The Chief Leader/Linda Obuchoska
'BATTLE HAS JUST BEGUN': With Patrolmen's Benevolent Association officials looking on, Diane Piagentini expresses gratitude that parole was denied for a man convicted of murdering her Police Officer husband Joseph 30 years ago, but also noted she would have to make the same case against leniency for him in another two years.

"This has been a victory for all police officers and their families," Diane Piagentini told reporters inside a Patrolmen's Benevolent Association conference room Aug 1, a day after her husband's killer was denied parole.

Police Officer Joseph Piagentini was 28 years old when he and his partner, Waverly Jones, were murdered by members of the Black Liberation Army - a deadly offshoot of the Black Panthers - as they returned to their patrol car after responding to a domestic violence call on the night of May 21, 1971.

Unrepentant Candidate

One of the three BLA members convicted in the case, Anthony Bottom, who now calls himself Jalil Abdul Muntaqim, has neither admitted his guilt nor expressed remorse about the killings, the chances of his request being granted seemed slim.

But the matter took a political twist a month earlier when Brooklyn City Council Member Charles Barron introduced a resolution supporting freedom for Mr. Muntagim and others whom it described as having been "unjustly imprisoned" for their beliefs.

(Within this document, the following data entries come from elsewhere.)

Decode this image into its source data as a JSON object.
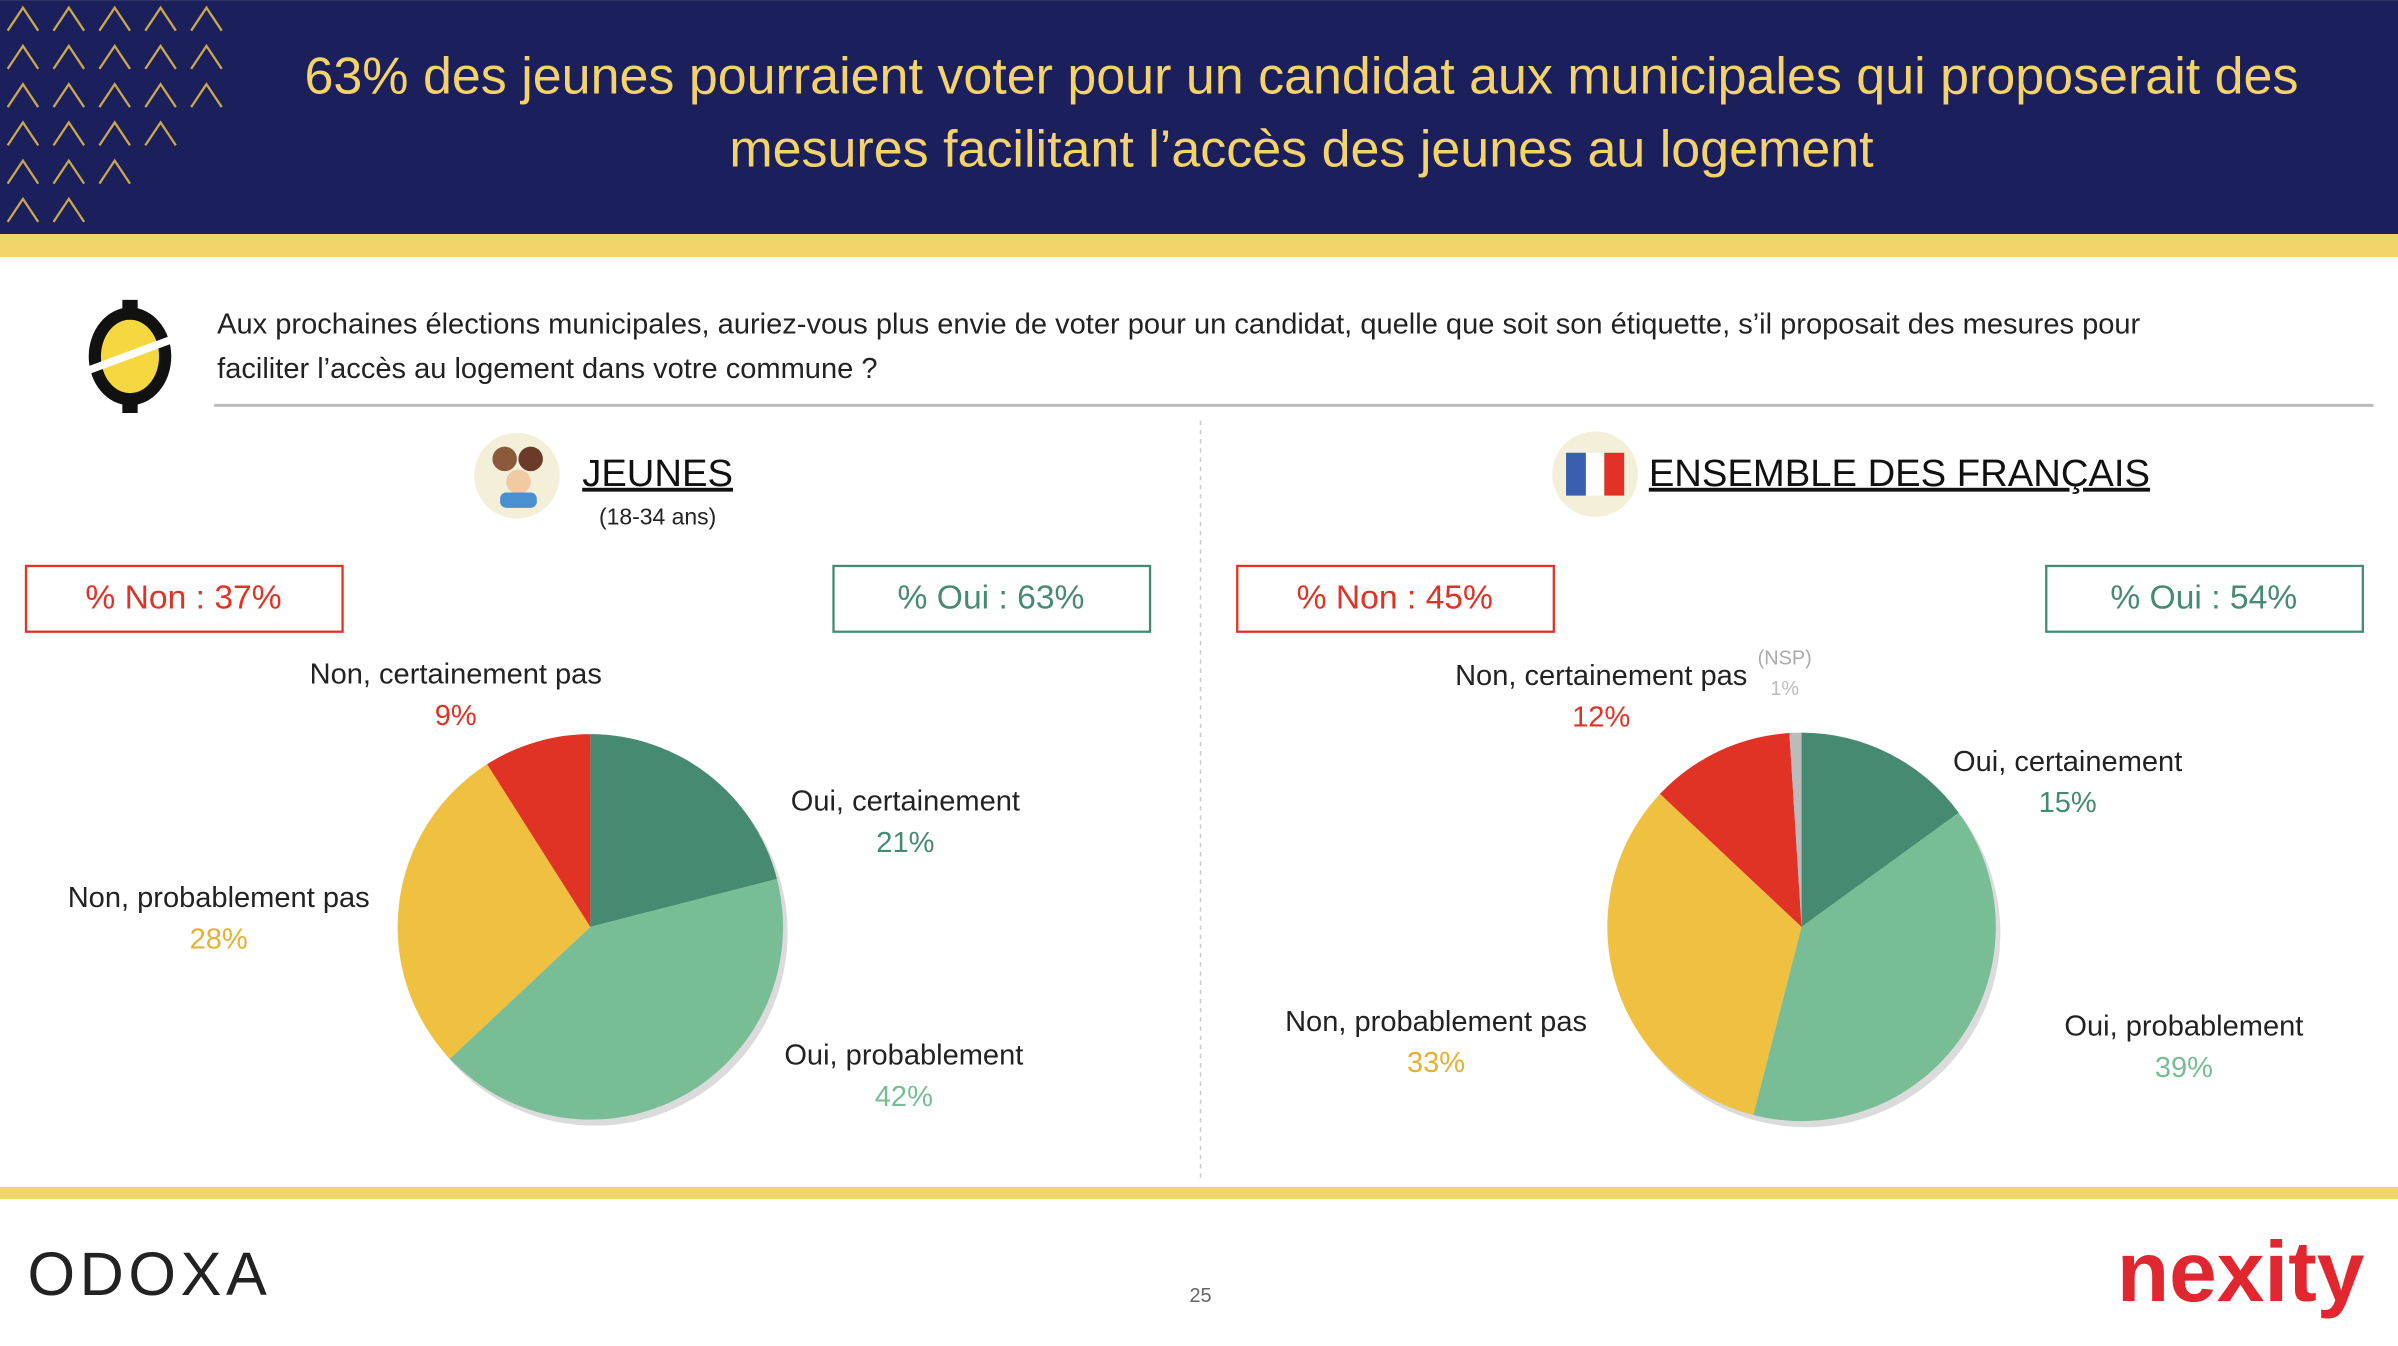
{
  "header": {
    "title_line1": "63% des jeunes pourraient voter pour un candidat aux municipales qui proposerait des",
    "title_line2": "mesures facilitant l’accès des jeunes au logement"
  },
  "question": {
    "line1": "Aux prochaines élections municipales, auriez-vous plus envie de voter pour un candidat, quelle que soit son étiquette, s’il proposait des mesures pour",
    "line2": "faciliter l’accès au logement dans votre commune ?"
  },
  "chart_data": [
    {
      "type": "pie",
      "title": "JEUNES",
      "subtitle": "(18-34 ans)",
      "summary_no": "% Non : 37%",
      "summary_yes": "% Oui : 63%",
      "categories": [
        "Oui, certainement",
        "Oui, probablement",
        "Non, probablement pas",
        "Non, certainement pas"
      ],
      "values": [
        21,
        42,
        28,
        9
      ],
      "value_labels": [
        "21%",
        "42%",
        "28%",
        "9%"
      ],
      "colors": [
        "#468a72",
        "#79bd96",
        "#f0c040",
        "#e03325"
      ]
    },
    {
      "type": "pie",
      "title": "ENSEMBLE DES FRANÇAIS",
      "summary_no": "% Non : 45%",
      "summary_yes": "% Oui : 54%",
      "categories": [
        "Oui, certainement",
        "Oui, probablement",
        "Non, probablement pas",
        "Non, certainement pas",
        "(NSP)"
      ],
      "values": [
        15,
        39,
        33,
        12,
        1
      ],
      "value_labels": [
        "15%",
        "39%",
        "33%",
        "12%",
        "1%"
      ],
      "colors": [
        "#468a72",
        "#79bd96",
        "#f0c040",
        "#e03325",
        "#bbbbbb"
      ]
    }
  ],
  "footer": {
    "left_logo": "ODOXA",
    "page_number": "25",
    "right_logo": "nexity"
  }
}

"If America wants freedom for political prisoners around the world, then we must have freedom for political prisoners right here in America," Council Member Barron said during a City Hall press conference. "We say no matter what the situation, 30 years is enough. Let him out."

His stance triggered a strong reaction from the PBA in tandem with Ms. Piagentini, as well as from top city officials. Police Commissioner Raymond W. Kelly, who was an NYPD Sergeant at the time of the murders, termed Mr. Muntaqim "an assassin, a killer of two police officers," and Mayor Bloomberg took the unusual step of writing the state Board of Parole asking that it keep Mr. Muntaqim incarcerated for the balance of his 25 year-to-life sentence.

'Let Outrage Be Known'

A campaign led by the PBA produced more than 10,000 letters and e-mail messages to the parole board opposing freedom for Mr. Muntaqim, a union spokesman said last week.

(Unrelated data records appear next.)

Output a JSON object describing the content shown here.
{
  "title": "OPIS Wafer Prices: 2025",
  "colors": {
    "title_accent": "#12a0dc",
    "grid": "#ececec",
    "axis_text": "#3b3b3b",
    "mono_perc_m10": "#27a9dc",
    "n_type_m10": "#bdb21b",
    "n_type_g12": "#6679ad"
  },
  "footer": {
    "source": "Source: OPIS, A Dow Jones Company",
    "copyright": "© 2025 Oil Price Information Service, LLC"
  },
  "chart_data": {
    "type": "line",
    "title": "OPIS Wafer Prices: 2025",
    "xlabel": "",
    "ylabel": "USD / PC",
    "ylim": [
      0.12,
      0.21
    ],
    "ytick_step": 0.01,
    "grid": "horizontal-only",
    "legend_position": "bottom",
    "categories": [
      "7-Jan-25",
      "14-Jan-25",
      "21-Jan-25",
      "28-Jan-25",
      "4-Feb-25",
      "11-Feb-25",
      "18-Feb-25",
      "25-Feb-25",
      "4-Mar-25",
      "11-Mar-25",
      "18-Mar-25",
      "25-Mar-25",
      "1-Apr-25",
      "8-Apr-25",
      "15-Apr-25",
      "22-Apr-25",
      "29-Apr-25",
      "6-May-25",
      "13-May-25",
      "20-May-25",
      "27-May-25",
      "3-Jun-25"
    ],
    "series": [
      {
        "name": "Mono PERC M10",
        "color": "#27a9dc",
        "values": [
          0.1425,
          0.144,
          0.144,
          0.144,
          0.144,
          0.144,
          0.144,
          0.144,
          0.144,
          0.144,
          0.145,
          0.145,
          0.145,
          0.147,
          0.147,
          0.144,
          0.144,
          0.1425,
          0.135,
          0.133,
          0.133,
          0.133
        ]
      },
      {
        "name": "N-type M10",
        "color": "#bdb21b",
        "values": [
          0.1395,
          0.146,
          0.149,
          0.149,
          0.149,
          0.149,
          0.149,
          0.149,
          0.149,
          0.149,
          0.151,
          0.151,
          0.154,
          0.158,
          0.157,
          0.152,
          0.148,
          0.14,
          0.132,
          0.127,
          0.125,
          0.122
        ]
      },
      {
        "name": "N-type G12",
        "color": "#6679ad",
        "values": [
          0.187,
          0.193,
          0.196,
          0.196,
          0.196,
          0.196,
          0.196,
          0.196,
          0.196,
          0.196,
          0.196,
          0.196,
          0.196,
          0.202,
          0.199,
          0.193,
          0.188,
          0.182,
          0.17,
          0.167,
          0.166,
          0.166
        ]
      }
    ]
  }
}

PBA President Patrick J. Lynch, describing himself as "extremely grateful" that the board heeded their pleas, thanked his members and others who "let their outrage be known that this murderer should not be let out on the streets."

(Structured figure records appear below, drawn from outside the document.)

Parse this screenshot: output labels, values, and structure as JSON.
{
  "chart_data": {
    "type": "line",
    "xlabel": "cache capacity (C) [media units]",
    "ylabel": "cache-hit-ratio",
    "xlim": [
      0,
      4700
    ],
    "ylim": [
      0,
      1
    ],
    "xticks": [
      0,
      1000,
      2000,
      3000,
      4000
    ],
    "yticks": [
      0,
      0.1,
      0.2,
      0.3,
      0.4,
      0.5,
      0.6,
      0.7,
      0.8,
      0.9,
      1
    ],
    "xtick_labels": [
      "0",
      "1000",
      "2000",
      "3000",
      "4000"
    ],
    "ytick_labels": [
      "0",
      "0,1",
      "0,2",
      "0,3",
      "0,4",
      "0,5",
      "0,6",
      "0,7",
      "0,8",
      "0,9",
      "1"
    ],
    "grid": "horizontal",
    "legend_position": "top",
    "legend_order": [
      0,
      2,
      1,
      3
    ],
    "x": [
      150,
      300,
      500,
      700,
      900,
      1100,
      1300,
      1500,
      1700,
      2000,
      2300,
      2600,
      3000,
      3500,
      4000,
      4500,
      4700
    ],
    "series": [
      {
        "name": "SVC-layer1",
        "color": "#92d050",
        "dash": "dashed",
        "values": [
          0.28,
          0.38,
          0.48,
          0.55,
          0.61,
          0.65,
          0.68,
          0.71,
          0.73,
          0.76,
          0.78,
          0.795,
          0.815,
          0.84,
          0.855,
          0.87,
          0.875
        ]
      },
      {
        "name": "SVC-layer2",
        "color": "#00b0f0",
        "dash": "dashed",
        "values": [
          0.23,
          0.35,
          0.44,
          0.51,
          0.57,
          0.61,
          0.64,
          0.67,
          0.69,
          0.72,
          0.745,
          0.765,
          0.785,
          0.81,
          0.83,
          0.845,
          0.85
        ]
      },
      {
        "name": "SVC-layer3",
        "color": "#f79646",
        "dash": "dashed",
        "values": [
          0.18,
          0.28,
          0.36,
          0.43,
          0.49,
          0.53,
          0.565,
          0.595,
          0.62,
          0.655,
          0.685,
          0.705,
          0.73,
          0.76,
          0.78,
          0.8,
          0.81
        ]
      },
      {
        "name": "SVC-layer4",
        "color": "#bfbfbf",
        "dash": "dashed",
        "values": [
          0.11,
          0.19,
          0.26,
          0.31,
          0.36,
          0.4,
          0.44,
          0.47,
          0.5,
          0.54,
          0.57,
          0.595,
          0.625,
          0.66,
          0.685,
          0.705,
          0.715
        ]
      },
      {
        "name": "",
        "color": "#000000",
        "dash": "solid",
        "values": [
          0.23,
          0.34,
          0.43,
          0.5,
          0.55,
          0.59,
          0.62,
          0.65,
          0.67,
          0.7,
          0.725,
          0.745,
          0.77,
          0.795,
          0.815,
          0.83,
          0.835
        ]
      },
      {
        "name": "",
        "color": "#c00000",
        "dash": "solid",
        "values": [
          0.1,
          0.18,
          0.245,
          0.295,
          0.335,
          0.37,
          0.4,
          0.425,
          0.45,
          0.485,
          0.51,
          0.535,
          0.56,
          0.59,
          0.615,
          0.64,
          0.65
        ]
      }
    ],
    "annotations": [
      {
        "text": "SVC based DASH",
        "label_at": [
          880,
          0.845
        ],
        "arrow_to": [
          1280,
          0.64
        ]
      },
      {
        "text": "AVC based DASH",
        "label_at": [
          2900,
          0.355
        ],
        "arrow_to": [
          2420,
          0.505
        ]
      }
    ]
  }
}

He said he was never sure that the decision would go against Mr. Muntaqim, remarking, "You can't ever take for granted that the Parole Board is going to know all the facts or have the courage to do the right thing."

Ms. Piagentini, while clearly elated by the ruling, spoke of having to again marshal her emotional resources two years from now, when Mr. Muntaqim can renew his bid for freedom and another of the killers, Herman Bell, becomes eligible for parole. (The third man convicted in the case died in prison.)

She said she had asked the union to pursue a bill in Albany that would prevent cop-killers from regularly being able to seek parole no matter now often they are denied it.

"If you kill a New York City Police Officer, the penalty is life with no parole, Ms. Piagentini said in a soft but firm voice. "That's it. They're not political prisoners. They're assassins."

The two daughters she had to raise without a father, Deborah and Mary, took active roles in the campaign against parole for Mr. Muntaqim, Ms. Piagentini noted, and would carry on in the future.

"He asks for parole, I'm going to be there," she said. "When I pass away, my daughters are going to be there. The PBA will always be there.